More than three years after the Sept. 11 attacks, the Bush administration has failed to create a unified U.S. fingerprint database because of agency infighting, meaning most visitors to the country still aren't fully screened for terrorist or criminal ties, the Justice Department's watchdog warned Wednesday.

The continued bureaucratic clashing - the very behavior the Bush administration pledged to end after the attacks - is causing serious delays in solving the problem. In his fourth report about the situation, Inspector General Glenn A. Fine said the situation "creates a risk that a terrorist could enter the country undetected."Despite some improvement, the Justice, State and Homeland Security departments are at an impasse over such basic issues as whether two or 10 fingers should be printed at U.S. borders and which law enforcement agencies should have access to immigration information.

"Progress toward the longer-term goal of making all biometric fingerprint systems fully interoperable has stalled," Fine's report concluded.

Without an integrated system, the review found that watch lists used to check certain visitors at the borders contain only a small portion of the 47 million records in FBI fingerprint files - the Integrated Automated Fingerprint Identification System, or IAFIS - and that these incomplete lists are prone to error.

Current Homeland Security plans call for fingerprint checking against FBI files of fewer than 1 percent of the estimated 118,000 daily U.S. visitors whose prints should be checked, or fewer than 1,180.

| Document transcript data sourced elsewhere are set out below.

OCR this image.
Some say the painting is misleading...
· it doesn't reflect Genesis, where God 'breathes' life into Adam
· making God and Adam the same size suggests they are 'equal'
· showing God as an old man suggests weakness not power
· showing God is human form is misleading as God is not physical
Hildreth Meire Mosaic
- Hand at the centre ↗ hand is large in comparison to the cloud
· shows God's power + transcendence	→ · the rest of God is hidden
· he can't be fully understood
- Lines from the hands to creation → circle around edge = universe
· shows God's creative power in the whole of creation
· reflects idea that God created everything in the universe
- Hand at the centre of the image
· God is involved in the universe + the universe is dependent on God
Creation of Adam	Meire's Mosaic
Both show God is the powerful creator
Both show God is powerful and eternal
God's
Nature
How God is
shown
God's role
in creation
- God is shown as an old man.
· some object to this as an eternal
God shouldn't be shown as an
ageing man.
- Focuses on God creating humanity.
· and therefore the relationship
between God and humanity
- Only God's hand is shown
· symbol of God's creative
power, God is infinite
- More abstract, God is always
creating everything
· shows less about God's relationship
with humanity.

Yet by the end of 2005, the officials expect to check only about 800 people a day against the FBI database.

"The likelihood of missing a criminal alien or terrorist is increased" without expanded use of the FBI files, Fine said.

Sen. Charles Grassley, a senior member of the Senate Judiciary Committee, said creation of a single system should be "Counterterrorism 101."

"What more will it take for these bureaucracies to realize that integration of these databases is not only necessary but essential to the war on terror?" said Grassley, R-Iowa.

Since the 2001 attacks, Congress has repeatedly pushed the agencies to devise a single, quick fingerprint identification system that could be used by all law enforcement agencies as well as immigration and intelligence officials.

The agencies' inability to reach common ground runs counter to the repeated pledges of cooperation that followed the Sept. 11 attacks.

The agencies "have different sets of mission objectives, and each one has been a forceful advocate for its respective position," said Justice Department top administrative official Paul Corts.

One key unresolved question is how many fingers should be printed and how. The Justice Department sides with the National Institute of Standards and Technology, which has recommended taking 10 "flat" fingerprints along with a digital photograph.

The Homeland Security and State departments, which now take only two finger prints, disagree with NIST.

In a letter to Fine, Homeland Security Undersecretary Asa Hutchinson cited "inaccuracies and incorrect assumptions" in the review, including estimated costs, time delays and workload increases of moving to a 10-print system.

The system "is not designed for booking criminals," Hutchinson said.